We spoke with Mike Hopkins, CEO of Ice Energy about the residential version of their Ice Bear battery system. The Ice Bear works like a normal AC compressor but adds a water tank and heat exchanger. The Ice Bear battery uses a patented thermal storage system to create a reservoir of ice that collects in the water tank. When electricity use and rates spike in the late afternoon hours, the Ice Bear compressor turns off and the fan distributes air cooled by the ice formed in the reservoir. The ice reservoir provides about 4 hours of cooling— enough to keep you cool while using only the electricity needed to run the fan and refrigerant pump—a small fraction of normal AC operation.
Ice Bear and Solar
Ironically, areas with the highest use of solar PV panels are paying the highest time-of-use rates, according to Hopkins. Time-of-use rates automatically increase during times of high electricity demand. In states where solar is in high use, the normal “bell curve” use graphs for utilities changes into a “duck curve.” The duck curve shows a smaller, flatter midday usage because solar is producing at its peak (the duck’s back). Later in the day, when solar production falls off and when commuters arrive home, AC and other electrical appliances surge into use spiking the curve into its distinctive duck head shape.

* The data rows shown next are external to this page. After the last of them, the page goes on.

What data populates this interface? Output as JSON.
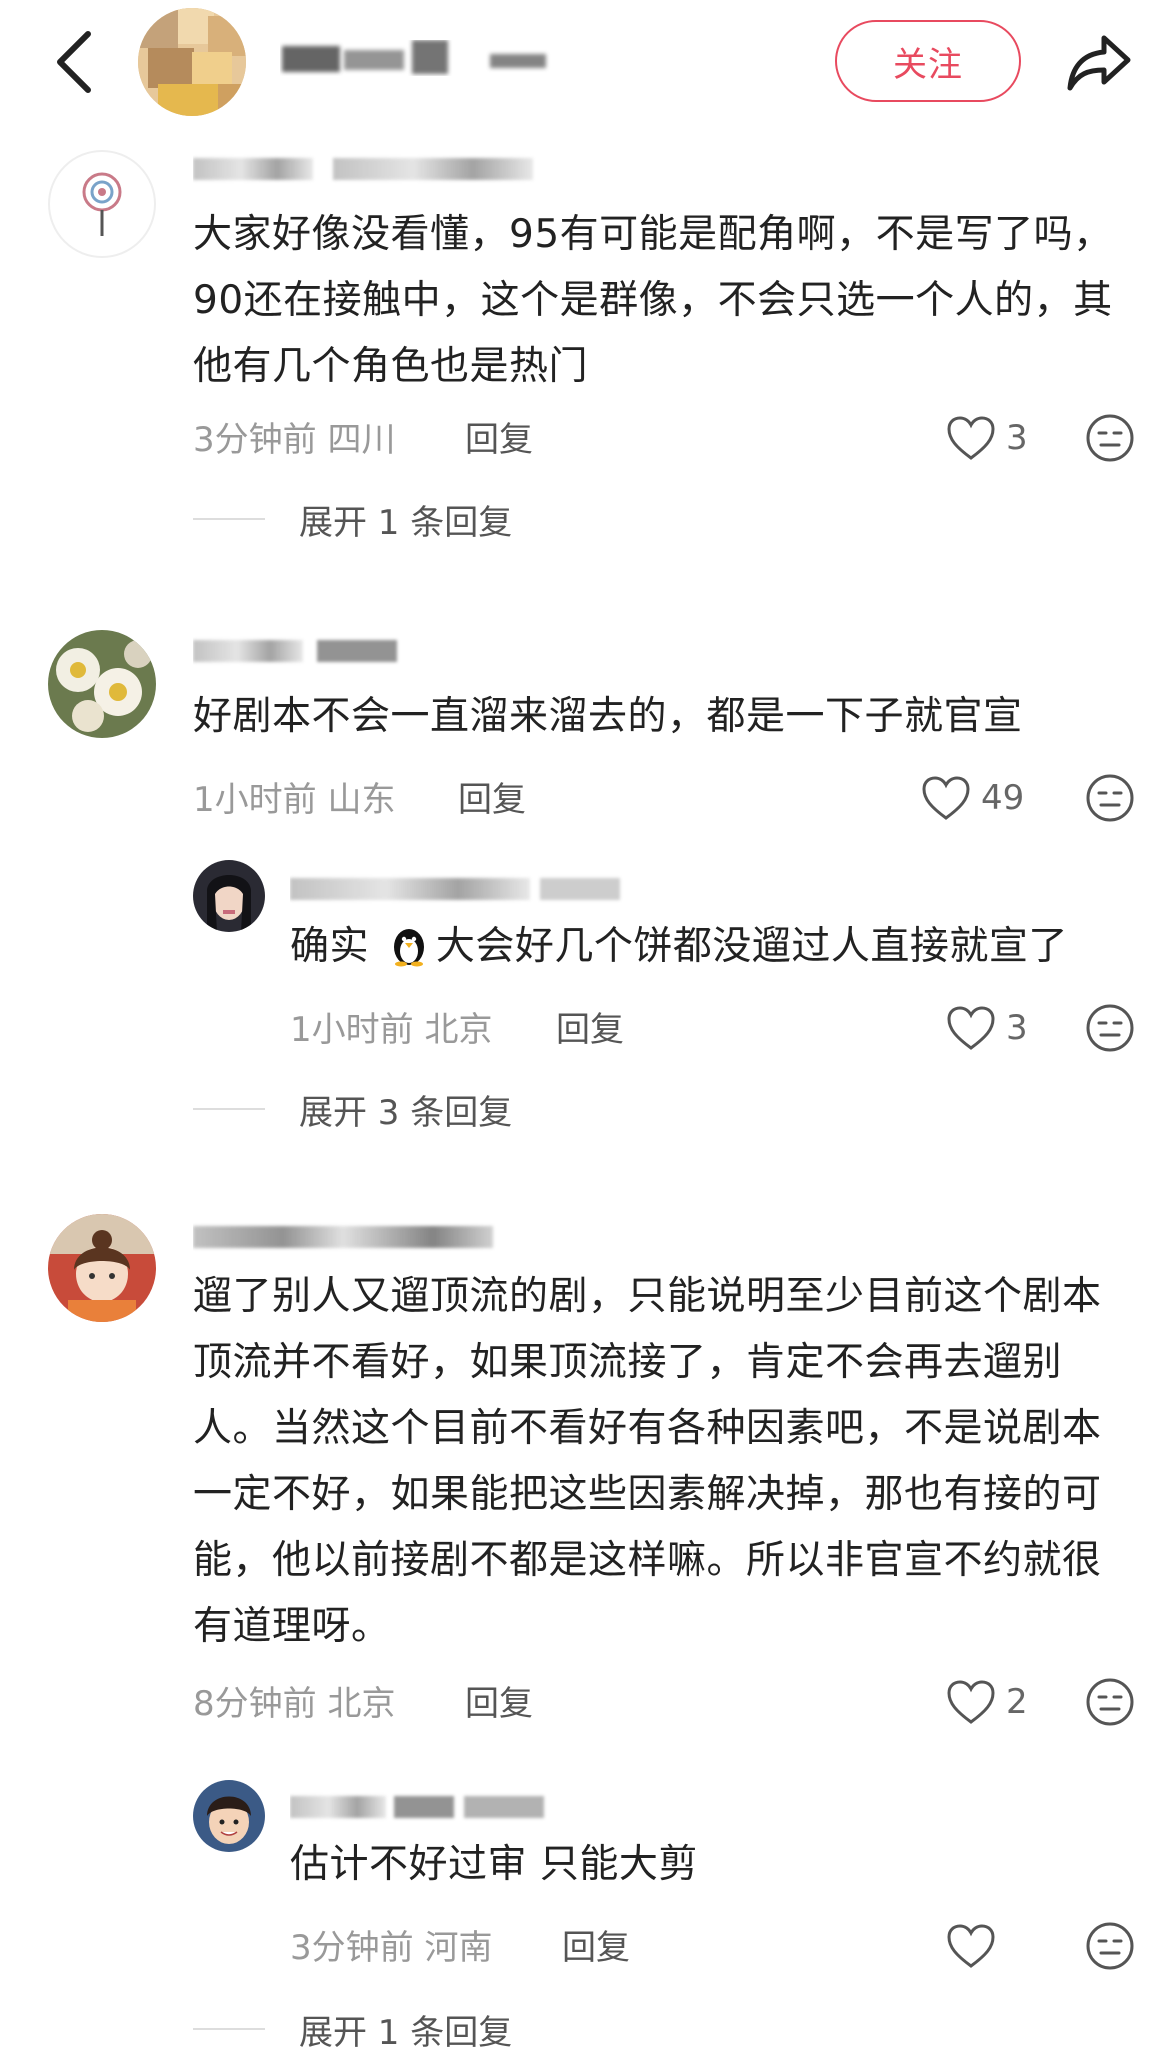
{
  "header": {
    "follow_label": "关注",
    "back_icon": "chevron-left-icon",
    "share_icon": "share-arrow-icon",
    "accent_color": "#e84a5f"
  },
  "comments": [
    {
      "text": "大家好像没看懂，95有可能是配角啊，不是写了吗，90还在接触中，这个是群像，不会只选一个人的，其他有几个角色也是热门",
      "time": "3分钟前",
      "location": "四川",
      "reply_label": "回复",
      "likes": "3",
      "expand_label": "展开 1 条回复"
    },
    {
      "text": "好剧本不会一直溜来溜去的，都是一下子就官宣",
      "time": "1小时前",
      "location": "山东",
      "reply_label": "回复",
      "likes": "49",
      "sub": {
        "text_before": "确实 ",
        "text_after": "大会好几个饼都没遛过人直接就宣了",
        "time": "1小时前",
        "location": "北京",
        "reply_label": "回复",
        "likes": "3"
      },
      "expand_label": "展开 3 条回复"
    },
    {
      "text": "遛了别人又遛顶流的剧，只能说明至少目前这个剧本顶流并不看好，如果顶流接了，肯定不会再去遛别人。当然这个目前不看好有各种因素吧，不是说剧本一定不好，如果能把这些因素解决掉，那也有接的可能，他以前接剧不都是这样嘛。所以非官宣不约就很有道理呀。",
      "time": "8分钟前",
      "location": "北京",
      "reply_label": "回复",
      "likes": "2",
      "sub": {
        "text": "估计不好过审 只能大剪",
        "time": "3分钟前",
        "location": "河南",
        "reply_label": "回复",
        "likes": ""
      },
      "expand_label": "展开 1 条回复"
    }
  ]
}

Cut Expensive Electricity Use
Utilities have responded to the “duck curve” usage by applying high time-of-use (TOU) rates during the early evening. In California, those TOUs are three times the standard rate. In Colorado, TOUs can be as high as 4 times the standard. The highest occurs now in solar heavy Hawaii with TOUs five times the normal power rate. Ice Bear provides cooling during these high-priced time-of-use periods, to limit your home’s power draws to smaller appliances and electronics. Depending on your utility’s time-of-use program, Ice Bear can cut electricity bills dramatically during AC season.
How Does Ice Bear Work in Residential Applications?
Ice Bear can cool your home two ways: connected to a traditional duct forced air system, or connected to a ductless mini-split air handler. Either way, this thermal storage technology can take a huge bite out of your home’s cooling energy bill.